一流のプレーヤーとして、メディアへの対応は厳しいことで知られた。知識不足の質問には首を横に振って答えない姿勢は、メディアにも取材の“プロ”としての自覚を求めたからこその対応だった。
自らも一つの質問と真剣に向き合って言葉を紡ぐ。歯に衣着せぬ直言的なコメントゆえに、イチロー氏の発言はファンを惹きつける魔力を持っていた。
「理想」や「あこがれ」の的に
孤高の存在でもあった。最初にマリナーズに移籍した時期はチームの低迷期とも重なり、チーム成績とは関係なく、自らが打撃成績を積み重ねていく姿が孤立を生んだと報じられたこともある。
しかし、マリナーズは、ヤンキースとマーリンズを経て18年に復帰すると、19年3月に日本での開幕シリーズをイチロー氏の引退試合という最高の花道として用意した。その関係は現在にまで続く。
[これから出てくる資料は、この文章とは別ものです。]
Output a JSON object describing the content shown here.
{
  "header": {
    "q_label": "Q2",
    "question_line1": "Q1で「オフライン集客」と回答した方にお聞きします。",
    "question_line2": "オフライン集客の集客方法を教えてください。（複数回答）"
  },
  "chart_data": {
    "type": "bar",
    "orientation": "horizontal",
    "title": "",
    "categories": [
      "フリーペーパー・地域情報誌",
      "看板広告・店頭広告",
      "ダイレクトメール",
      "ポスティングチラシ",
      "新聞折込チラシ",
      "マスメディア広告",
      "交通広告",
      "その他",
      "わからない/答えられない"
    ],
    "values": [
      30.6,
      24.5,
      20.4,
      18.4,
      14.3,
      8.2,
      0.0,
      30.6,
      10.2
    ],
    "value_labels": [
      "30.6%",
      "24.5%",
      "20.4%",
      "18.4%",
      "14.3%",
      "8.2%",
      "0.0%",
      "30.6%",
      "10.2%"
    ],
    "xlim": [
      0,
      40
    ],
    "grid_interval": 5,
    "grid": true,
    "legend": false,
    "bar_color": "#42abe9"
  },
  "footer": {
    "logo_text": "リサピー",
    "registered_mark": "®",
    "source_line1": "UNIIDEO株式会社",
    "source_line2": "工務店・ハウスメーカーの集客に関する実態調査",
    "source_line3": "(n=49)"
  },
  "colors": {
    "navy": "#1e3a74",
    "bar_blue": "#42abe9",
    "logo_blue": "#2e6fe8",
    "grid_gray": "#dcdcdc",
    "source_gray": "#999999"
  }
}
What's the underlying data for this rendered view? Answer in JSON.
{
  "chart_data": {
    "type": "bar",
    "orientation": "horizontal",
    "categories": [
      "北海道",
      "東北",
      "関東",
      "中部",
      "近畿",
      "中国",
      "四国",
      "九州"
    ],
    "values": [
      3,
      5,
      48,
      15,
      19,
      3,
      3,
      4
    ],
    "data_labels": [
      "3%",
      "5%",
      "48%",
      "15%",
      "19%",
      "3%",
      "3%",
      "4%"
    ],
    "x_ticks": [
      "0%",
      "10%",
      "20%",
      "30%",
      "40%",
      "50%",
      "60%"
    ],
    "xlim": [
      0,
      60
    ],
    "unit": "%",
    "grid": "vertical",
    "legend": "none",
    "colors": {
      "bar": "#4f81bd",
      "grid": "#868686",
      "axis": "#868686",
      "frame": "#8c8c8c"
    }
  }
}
そして、引退から5年が経っても、セカンドキャリアに野球解説者や指導者という従来の常識にとらわれることなく、米シアトル郊外で暮らし、マリナーズの本拠地で現役選手の練習時間よりも前に顔を出しトレーニングを続ける。また、日本で女子野球チームと東京ドームで真剣勝負の試合を行い、全国の高校球児の求めに応じて指導に足を運ぶなど、野球振興にも尽力する。
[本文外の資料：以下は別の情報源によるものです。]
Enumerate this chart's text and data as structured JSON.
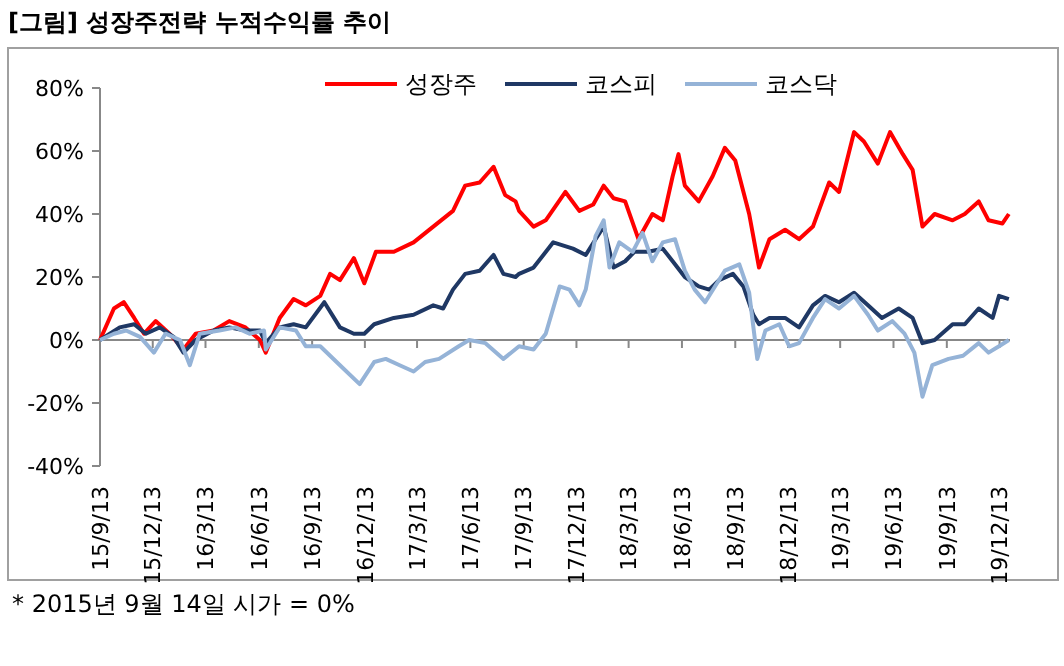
{
  "chart_data": {
    "type": "line",
    "title": "[그림] 성장주전략 누적수익률 추이",
    "annotations": [
      "* 2015년 9월 14일 시가 = 0%"
    ],
    "legend": "top",
    "marker": "none",
    "line_style": "solid",
    "xlim": [
      "2015-09-13",
      "2019-12-31"
    ],
    "xticks": [
      {
        "value": "2015-09-13",
        "label": "15/9/13"
      },
      {
        "value": "2015-12-13",
        "label": "15/12/13"
      },
      {
        "value": "2016-03-13",
        "label": "16/3/13"
      },
      {
        "value": "2016-06-13",
        "label": "16/6/13"
      },
      {
        "value": "2016-09-13",
        "label": "16/9/13"
      },
      {
        "value": "2016-12-13",
        "label": "16/12/13"
      },
      {
        "value": "2017-03-13",
        "label": "17/3/13"
      },
      {
        "value": "2017-06-13",
        "label": "17/6/13"
      },
      {
        "value": "2017-09-13",
        "label": "17/9/13"
      },
      {
        "value": "2017-12-13",
        "label": "17/12/13"
      },
      {
        "value": "2018-03-13",
        "label": "18/3/13"
      },
      {
        "value": "2018-06-13",
        "label": "18/6/13"
      },
      {
        "value": "2018-09-13",
        "label": "18/9/13"
      },
      {
        "value": "2018-12-13",
        "label": "18/12/13"
      },
      {
        "value": "2019-03-13",
        "label": "19/3/13"
      },
      {
        "value": "2019-06-13",
        "label": "19/6/13"
      },
      {
        "value": "2019-09-13",
        "label": "19/9/13"
      },
      {
        "value": "2019-12-13",
        "label": "19/12/13"
      }
    ],
    "ylim": [
      -40,
      80
    ],
    "yticks": [
      {
        "value": -40,
        "label": "-40%"
      },
      {
        "value": -20,
        "label": "-20%"
      },
      {
        "value": 0,
        "label": "0%"
      },
      {
        "value": 20,
        "label": "20%"
      },
      {
        "value": 40,
        "label": "40%"
      },
      {
        "value": 60,
        "label": "60%"
      },
      {
        "value": 80,
        "label": "80%"
      }
    ],
    "series": [
      {
        "name": "성장주",
        "color": "#ff0000",
        "x": [
          "2015-09-13",
          "2015-10-07",
          "2015-10-24",
          "2015-11-11",
          "2015-11-28",
          "2015-12-18",
          "2016-01-11",
          "2016-02-04",
          "2016-02-25",
          "2016-03-27",
          "2016-04-23",
          "2016-05-21",
          "2016-06-15",
          "2016-06-25",
          "2016-07-19",
          "2016-08-12",
          "2016-09-02",
          "2016-09-27",
          "2016-10-14",
          "2016-10-31",
          "2016-11-24",
          "2016-12-12",
          "2017-01-01",
          "2017-02-01",
          "2017-03-07",
          "2017-04-10",
          "2017-05-14",
          "2017-06-04",
          "2017-06-29",
          "2017-07-23",
          "2017-08-12",
          "2017-08-30",
          "2017-09-05",
          "2017-09-30",
          "2017-10-21",
          "2017-11-24",
          "2017-12-18",
          "2018-01-11",
          "2018-01-29",
          "2018-02-15",
          "2018-03-07",
          "2018-03-30",
          "2018-04-23",
          "2018-05-11",
          "2018-05-28",
          "2018-06-07",
          "2018-06-18",
          "2018-07-12",
          "2018-08-05",
          "2018-08-26",
          "2018-09-13",
          "2018-10-07",
          "2018-10-24",
          "2018-11-11",
          "2018-12-08",
          "2019-01-01",
          "2019-01-25",
          "2019-02-22",
          "2019-03-11",
          "2019-04-06",
          "2019-04-23",
          "2019-05-17",
          "2019-06-07",
          "2019-06-29",
          "2019-07-16",
          "2019-08-02",
          "2019-08-23",
          "2019-09-23",
          "2019-10-14",
          "2019-11-07",
          "2019-11-24",
          "2019-12-18",
          "2019-12-29"
        ],
        "values": [
          0,
          10,
          12,
          7,
          2,
          6,
          2,
          -3,
          2,
          3,
          6,
          4,
          0,
          -4,
          7,
          13,
          11,
          14,
          21,
          19,
          26,
          18,
          28,
          28,
          31,
          36,
          41,
          49,
          50,
          55,
          46,
          44,
          41,
          36,
          38,
          47,
          41,
          43,
          49,
          45,
          44,
          32,
          40,
          38,
          52,
          59,
          49,
          44,
          52,
          61,
          57,
          40,
          23,
          32,
          35,
          32,
          36,
          50,
          47,
          66,
          63,
          56,
          66,
          59,
          54,
          36,
          40,
          38,
          40,
          44,
          38,
          37,
          40
        ]
      },
      {
        "name": "코스피",
        "color": "#1f3864",
        "x": [
          "2015-09-13",
          "2015-10-17",
          "2015-11-11",
          "2015-12-01",
          "2015-12-25",
          "2016-01-18",
          "2016-02-04",
          "2016-02-25",
          "2016-03-27",
          "2016-04-23",
          "2016-05-21",
          "2016-06-15",
          "2016-06-25",
          "2016-07-19",
          "2016-08-12",
          "2016-09-02",
          "2016-10-04",
          "2016-10-31",
          "2016-11-24",
          "2016-12-12",
          "2016-12-29",
          "2017-02-01",
          "2017-03-07",
          "2017-04-10",
          "2017-04-27",
          "2017-05-14",
          "2017-06-04",
          "2017-06-29",
          "2017-07-23",
          "2017-08-09",
          "2017-08-30",
          "2017-09-05",
          "2017-09-30",
          "2017-11-03",
          "2017-12-07",
          "2017-12-29",
          "2018-01-15",
          "2018-01-29",
          "2018-02-15",
          "2018-03-07",
          "2018-03-23",
          "2018-04-16",
          "2018-05-11",
          "2018-05-28",
          "2018-06-18",
          "2018-07-12",
          "2018-07-30",
          "2018-08-16",
          "2018-09-09",
          "2018-09-27",
          "2018-10-14",
          "2018-10-24",
          "2018-11-11",
          "2018-12-08",
          "2019-01-01",
          "2019-01-25",
          "2019-02-15",
          "2019-03-11",
          "2019-04-06",
          "2019-04-30",
          "2019-05-24",
          "2019-06-22",
          "2019-07-16",
          "2019-08-02",
          "2019-08-23",
          "2019-09-23",
          "2019-10-14",
          "2019-11-07",
          "2019-12-01",
          "2019-12-12",
          "2019-12-29"
        ],
        "values": [
          0,
          4,
          5,
          2,
          4,
          1,
          -4,
          0,
          3,
          4,
          3,
          3,
          -1,
          4,
          5,
          4,
          12,
          4,
          2,
          2,
          5,
          7,
          8,
          11,
          10,
          16,
          21,
          22,
          27,
          21,
          20,
          21,
          23,
          31,
          29,
          27,
          32,
          36,
          23,
          25,
          28,
          28,
          29,
          25,
          20,
          17,
          16,
          19,
          21,
          17,
          8,
          5,
          7,
          7,
          4,
          11,
          14,
          12,
          15,
          11,
          7,
          10,
          7,
          -1,
          0,
          5,
          5,
          10,
          7,
          14,
          13
        ]
      },
      {
        "name": "코스닥",
        "color": "#95b3d7",
        "x": [
          "2015-09-13",
          "2015-10-07",
          "2015-10-28",
          "2015-11-21",
          "2015-12-15",
          "2016-01-04",
          "2016-01-29",
          "2016-02-15",
          "2016-03-03",
          "2016-04-06",
          "2016-05-04",
          "2016-05-28",
          "2016-06-22",
          "2016-06-25",
          "2016-07-19",
          "2016-08-16",
          "2016-09-02",
          "2016-09-27",
          "2016-10-31",
          "2016-12-04",
          "2016-12-29",
          "2017-01-18",
          "2017-02-11",
          "2017-03-07",
          "2017-03-27",
          "2017-04-20",
          "2017-05-24",
          "2017-06-11",
          "2017-07-09",
          "2017-08-09",
          "2017-09-05",
          "2017-09-30",
          "2017-10-21",
          "2017-11-14",
          "2017-12-01",
          "2017-12-18",
          "2017-12-29",
          "2018-01-15",
          "2018-01-29",
          "2018-02-08",
          "2018-02-25",
          "2018-03-20",
          "2018-04-06",
          "2018-04-23",
          "2018-05-11",
          "2018-06-01",
          "2018-06-18",
          "2018-07-05",
          "2018-07-23",
          "2018-08-09",
          "2018-08-26",
          "2018-09-20",
          "2018-10-07",
          "2018-10-21",
          "2018-11-04",
          "2018-11-28",
          "2018-12-15",
          "2019-01-01",
          "2019-01-25",
          "2019-02-15",
          "2019-03-11",
          "2019-04-06",
          "2019-04-30",
          "2019-05-17",
          "2019-06-11",
          "2019-07-02",
          "2019-07-19",
          "2019-08-02",
          "2019-08-19",
          "2019-09-16",
          "2019-10-11",
          "2019-11-07",
          "2019-11-24",
          "2019-12-12",
          "2019-12-29"
        ],
        "values": [
          0,
          2,
          3,
          1,
          -4,
          2,
          0,
          -8,
          2,
          3,
          4,
          2,
          3,
          -3,
          4,
          3,
          -2,
          -2,
          -8,
          -14,
          -7,
          -6,
          -8,
          -10,
          -7,
          -6,
          -2,
          0,
          -1,
          -6,
          -2,
          -3,
          2,
          17,
          16,
          11,
          16,
          33,
          38,
          23,
          31,
          28,
          34,
          25,
          31,
          32,
          22,
          16,
          12,
          17,
          22,
          24,
          15,
          -6,
          3,
          5,
          -2,
          -1,
          7,
          13,
          10,
          14,
          8,
          3,
          6,
          2,
          -4,
          -18,
          -8,
          -6,
          -5,
          -1,
          -4,
          -2,
          0
        ]
      }
    ]
  }
}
引退会見では将来について「監督は絶対に無理ですよ。『絶対』がつきますよ。人望がない。本当に人望がないですよ、僕」などと完全否定したが、協調性を優先するあまり、個性が失われつつある日本社会で際立つ存在感は、今なおファンに広く支持される。特に、イチロー氏の活躍を横目に年齢を重ねた世代には「理想」や「あこがれ」の象徴的な存在となり、大企業のCM出演などが後を絶たない要因ともいえる。
日本人野手の活躍は「まだまだ」
自らが「基準になる」と覚悟を口にした日本人野手のその後は、イチロー氏の目にどう映っているのか。2年遅れて海を渡った松井秀喜氏がヤンキースでワールドシリーズ制覇と日本選手初の同シリーズMVPを獲得し、現在は投打の二刀流に挑む大谷選手が打者としても、現役メジャー野手の最高峰としてめざましい活躍を遂げる。ただ、スポーツニッポンによれば、昨季までにメジャーでプレーした日本選手72人のうち、野手は3分の1以下の20人にとどまる。イチロー氏も会見でこんな見解を示した。
「僕が初めて来てから25年目となるんですけど、感覚的にはまだまだ少ないんですよね。あまりにも進み方が遅いというのが僕の感触です。各チームに1人、2人、最低いるぐらいになっているんじゃないかと期待していました。でも全くそこまで届いていないです。これが僕の感想です」
イチロー氏のはがゆい思いは、現在のメジャー野球のスタイルにも及ぶ。
昨年末に放映されたMBS/TBS系のドキュメンタリー番組「情熱大陸」で、共演した松井秀喜氏から「今のメジャー見ているとストレスたまりません?」と問われ、「たまる、たまる。めちゃめちゃたまるよ!退屈な野球」と応じた。その真意は、統計学などを駆使したデータという無機質な評価軸への依存度が高まることで、選手個々の「感性が消えていく」ことへの危機感だった。
はたして、野球に限ったことだけだろうか。データや数値によって様々なことが可視化される時代は高まる利便性と引き換えに、大切な何かを失ってはいないか。日米28年にわたって現役でプレーし、その功績を日米同時の野球殿堂で称えられたレジェンドの言葉は、強烈な問いかけとなっている。